But the company, which is in the midst of a takeover by Loblaw (TSX:L), still posted better sales even though a growing amount came from slashing prices or offering deals.
"Clearly the consumer continues to be very value-conscious and price-sensitive," chief executive Domenic Pilla said on a conference call Thursday, after the company reported its quarterly results.
"The proportion of our sales on (lower priced items) continues to increase, and certainly that had an effect on margins," Pilla added.
The Shoppers board and management are supporting a $12.4-billion takeover offer from Loblaw, announced earlier this week.
The friendly deal is expected to allow Canada's largest grocery retailer to own the country's biggest chain of pharmacy stores, with a combined total of about 25 per cent of prescriptions issued each year in the Canadian market.
Shoppers, like many across the country, is grappling with the growing presence of discount giants like Target and Walmart. Both carry a wide array of the same products, including food and cosmetics, as well as operate pharmacies.
Target Stores, based in Minneapolis, began opening its first Canadian stores in Ontario in March, right around the start of Shoppers' second quarter.

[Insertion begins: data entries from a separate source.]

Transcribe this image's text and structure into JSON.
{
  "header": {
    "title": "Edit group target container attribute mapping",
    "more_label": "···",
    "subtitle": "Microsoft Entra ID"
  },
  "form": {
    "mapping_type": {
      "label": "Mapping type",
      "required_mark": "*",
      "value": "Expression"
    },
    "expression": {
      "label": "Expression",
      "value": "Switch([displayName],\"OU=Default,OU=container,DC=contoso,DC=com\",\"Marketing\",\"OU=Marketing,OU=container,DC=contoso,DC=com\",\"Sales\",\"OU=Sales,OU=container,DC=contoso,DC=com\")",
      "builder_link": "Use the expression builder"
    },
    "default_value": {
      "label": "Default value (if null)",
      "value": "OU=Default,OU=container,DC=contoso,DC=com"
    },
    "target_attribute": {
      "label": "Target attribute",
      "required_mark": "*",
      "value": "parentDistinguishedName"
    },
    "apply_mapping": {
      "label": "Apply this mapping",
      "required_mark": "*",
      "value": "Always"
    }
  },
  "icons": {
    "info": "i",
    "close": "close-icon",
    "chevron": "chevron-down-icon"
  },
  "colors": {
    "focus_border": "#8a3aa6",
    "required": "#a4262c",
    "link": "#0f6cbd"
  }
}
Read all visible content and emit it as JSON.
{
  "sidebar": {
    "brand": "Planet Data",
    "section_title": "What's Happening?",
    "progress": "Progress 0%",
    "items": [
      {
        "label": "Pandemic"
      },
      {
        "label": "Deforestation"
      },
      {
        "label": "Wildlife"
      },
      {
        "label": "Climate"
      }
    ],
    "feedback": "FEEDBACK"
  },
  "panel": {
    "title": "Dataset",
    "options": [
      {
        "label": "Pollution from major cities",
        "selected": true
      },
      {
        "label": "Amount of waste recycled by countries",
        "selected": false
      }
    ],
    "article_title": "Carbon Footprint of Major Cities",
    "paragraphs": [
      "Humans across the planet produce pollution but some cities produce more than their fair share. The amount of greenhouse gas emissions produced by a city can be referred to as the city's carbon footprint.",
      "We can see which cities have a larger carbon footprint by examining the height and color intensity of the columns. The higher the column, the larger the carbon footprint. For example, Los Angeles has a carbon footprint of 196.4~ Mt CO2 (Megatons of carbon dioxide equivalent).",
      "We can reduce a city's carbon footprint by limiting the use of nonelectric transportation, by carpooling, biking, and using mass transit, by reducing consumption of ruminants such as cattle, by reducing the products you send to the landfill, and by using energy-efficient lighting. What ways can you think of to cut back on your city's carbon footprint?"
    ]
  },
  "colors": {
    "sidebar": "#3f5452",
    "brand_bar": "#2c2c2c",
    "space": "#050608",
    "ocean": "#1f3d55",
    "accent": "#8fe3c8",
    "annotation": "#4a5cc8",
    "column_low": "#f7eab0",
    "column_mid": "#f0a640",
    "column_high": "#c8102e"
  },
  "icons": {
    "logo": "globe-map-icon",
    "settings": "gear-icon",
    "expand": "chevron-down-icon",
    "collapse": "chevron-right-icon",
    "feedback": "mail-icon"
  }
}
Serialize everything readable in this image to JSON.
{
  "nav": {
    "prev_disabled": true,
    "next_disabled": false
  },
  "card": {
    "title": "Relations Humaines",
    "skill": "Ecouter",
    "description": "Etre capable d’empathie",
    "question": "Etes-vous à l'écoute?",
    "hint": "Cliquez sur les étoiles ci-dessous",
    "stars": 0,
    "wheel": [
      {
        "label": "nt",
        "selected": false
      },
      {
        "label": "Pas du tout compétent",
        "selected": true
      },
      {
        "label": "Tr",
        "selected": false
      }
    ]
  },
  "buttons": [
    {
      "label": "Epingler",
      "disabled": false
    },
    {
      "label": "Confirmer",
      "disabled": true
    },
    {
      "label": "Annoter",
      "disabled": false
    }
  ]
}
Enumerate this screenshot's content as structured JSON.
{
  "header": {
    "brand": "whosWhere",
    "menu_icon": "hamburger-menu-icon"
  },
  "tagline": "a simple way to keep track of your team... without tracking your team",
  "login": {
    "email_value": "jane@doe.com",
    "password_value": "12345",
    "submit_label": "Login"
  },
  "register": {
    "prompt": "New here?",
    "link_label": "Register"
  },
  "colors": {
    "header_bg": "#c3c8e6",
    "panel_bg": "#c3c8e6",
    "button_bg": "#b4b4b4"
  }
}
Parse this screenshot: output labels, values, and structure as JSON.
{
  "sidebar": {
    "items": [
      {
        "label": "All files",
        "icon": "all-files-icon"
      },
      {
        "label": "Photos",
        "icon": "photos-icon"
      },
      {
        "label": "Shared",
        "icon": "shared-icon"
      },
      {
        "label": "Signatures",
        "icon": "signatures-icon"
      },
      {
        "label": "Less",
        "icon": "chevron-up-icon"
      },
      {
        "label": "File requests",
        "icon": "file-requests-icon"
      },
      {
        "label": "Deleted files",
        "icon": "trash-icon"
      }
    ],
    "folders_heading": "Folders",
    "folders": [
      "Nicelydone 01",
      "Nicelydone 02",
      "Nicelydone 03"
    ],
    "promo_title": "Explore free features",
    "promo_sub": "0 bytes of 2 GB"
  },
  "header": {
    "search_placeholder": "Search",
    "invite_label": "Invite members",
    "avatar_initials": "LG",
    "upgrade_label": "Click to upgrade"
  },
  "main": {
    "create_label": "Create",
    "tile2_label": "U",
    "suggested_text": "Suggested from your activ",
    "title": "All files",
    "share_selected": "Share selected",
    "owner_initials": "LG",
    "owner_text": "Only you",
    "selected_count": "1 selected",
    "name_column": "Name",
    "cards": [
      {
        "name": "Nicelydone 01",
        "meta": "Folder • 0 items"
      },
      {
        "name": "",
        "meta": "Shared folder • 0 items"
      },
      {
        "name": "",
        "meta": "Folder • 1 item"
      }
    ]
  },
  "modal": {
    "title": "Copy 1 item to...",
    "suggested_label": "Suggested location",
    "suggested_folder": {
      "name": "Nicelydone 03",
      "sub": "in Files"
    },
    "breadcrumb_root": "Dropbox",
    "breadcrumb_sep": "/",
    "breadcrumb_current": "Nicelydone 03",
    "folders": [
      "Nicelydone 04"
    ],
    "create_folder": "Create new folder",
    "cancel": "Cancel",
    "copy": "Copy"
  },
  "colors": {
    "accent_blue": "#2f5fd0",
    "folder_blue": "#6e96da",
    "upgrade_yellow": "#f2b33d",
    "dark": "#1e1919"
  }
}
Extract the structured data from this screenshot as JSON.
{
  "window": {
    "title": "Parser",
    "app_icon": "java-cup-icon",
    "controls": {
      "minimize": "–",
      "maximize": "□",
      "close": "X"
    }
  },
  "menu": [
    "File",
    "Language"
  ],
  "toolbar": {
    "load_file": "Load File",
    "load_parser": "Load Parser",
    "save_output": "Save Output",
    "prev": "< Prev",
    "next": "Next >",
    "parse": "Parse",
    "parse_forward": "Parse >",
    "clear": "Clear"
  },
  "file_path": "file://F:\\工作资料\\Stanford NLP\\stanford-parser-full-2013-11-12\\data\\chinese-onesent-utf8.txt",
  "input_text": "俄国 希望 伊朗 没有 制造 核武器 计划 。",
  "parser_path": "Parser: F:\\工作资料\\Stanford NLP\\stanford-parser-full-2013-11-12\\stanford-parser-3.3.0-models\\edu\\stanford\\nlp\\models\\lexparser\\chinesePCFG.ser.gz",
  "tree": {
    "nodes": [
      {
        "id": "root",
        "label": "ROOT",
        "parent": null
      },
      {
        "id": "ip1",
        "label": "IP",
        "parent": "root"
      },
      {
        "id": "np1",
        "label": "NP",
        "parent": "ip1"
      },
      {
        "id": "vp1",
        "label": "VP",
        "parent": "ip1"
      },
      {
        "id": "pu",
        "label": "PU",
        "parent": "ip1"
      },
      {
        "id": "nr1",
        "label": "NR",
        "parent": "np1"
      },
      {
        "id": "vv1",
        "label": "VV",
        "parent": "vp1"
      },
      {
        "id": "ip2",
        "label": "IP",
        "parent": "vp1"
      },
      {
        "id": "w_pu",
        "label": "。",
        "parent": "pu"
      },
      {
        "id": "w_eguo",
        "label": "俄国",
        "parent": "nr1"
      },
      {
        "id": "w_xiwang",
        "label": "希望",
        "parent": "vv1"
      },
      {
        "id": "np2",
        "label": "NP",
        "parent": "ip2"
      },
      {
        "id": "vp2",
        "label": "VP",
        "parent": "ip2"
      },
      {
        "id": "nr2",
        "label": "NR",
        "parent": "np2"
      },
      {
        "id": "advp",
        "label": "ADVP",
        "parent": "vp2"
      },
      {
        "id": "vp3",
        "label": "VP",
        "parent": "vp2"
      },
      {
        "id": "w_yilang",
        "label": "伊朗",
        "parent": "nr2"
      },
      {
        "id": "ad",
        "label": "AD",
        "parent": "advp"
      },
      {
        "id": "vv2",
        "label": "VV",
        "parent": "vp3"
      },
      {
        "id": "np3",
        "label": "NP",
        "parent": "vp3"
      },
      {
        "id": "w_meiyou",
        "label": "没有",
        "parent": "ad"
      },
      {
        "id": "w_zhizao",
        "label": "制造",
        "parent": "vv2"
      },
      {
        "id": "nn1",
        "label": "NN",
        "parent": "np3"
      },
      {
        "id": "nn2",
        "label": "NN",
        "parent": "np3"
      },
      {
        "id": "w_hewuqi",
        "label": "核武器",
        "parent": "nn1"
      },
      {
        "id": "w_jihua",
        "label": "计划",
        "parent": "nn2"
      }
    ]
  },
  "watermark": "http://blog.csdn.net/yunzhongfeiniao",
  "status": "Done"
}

"They are not the only people that have added square footage into the Canadian market," Pilla said.
"There is increasing square footage coming into the market ... (and) it is creating pressure again in a market that is relatively flat."
Despite the pressure, Canada's largest pharmacy chain managed to beat analyst expectations for the quarter as it earned $147 million or 73 cents per share — a penny better than the average estimate compiled by Thomson Reuters.
The results compared with a profit of $145.3 million or 69 cents per share a year ago when the company had more shares outstanding.
Overall sales increased to $2.54 billion from $2.46 billion a year earlier.
Sales rose in all regions of the country, with same-store sales, or locations open at least a year, rising two per cent. Pharmacy sales were up 1.3 per cent and the number of retail prescriptions increased by seven per cent from the same time last year.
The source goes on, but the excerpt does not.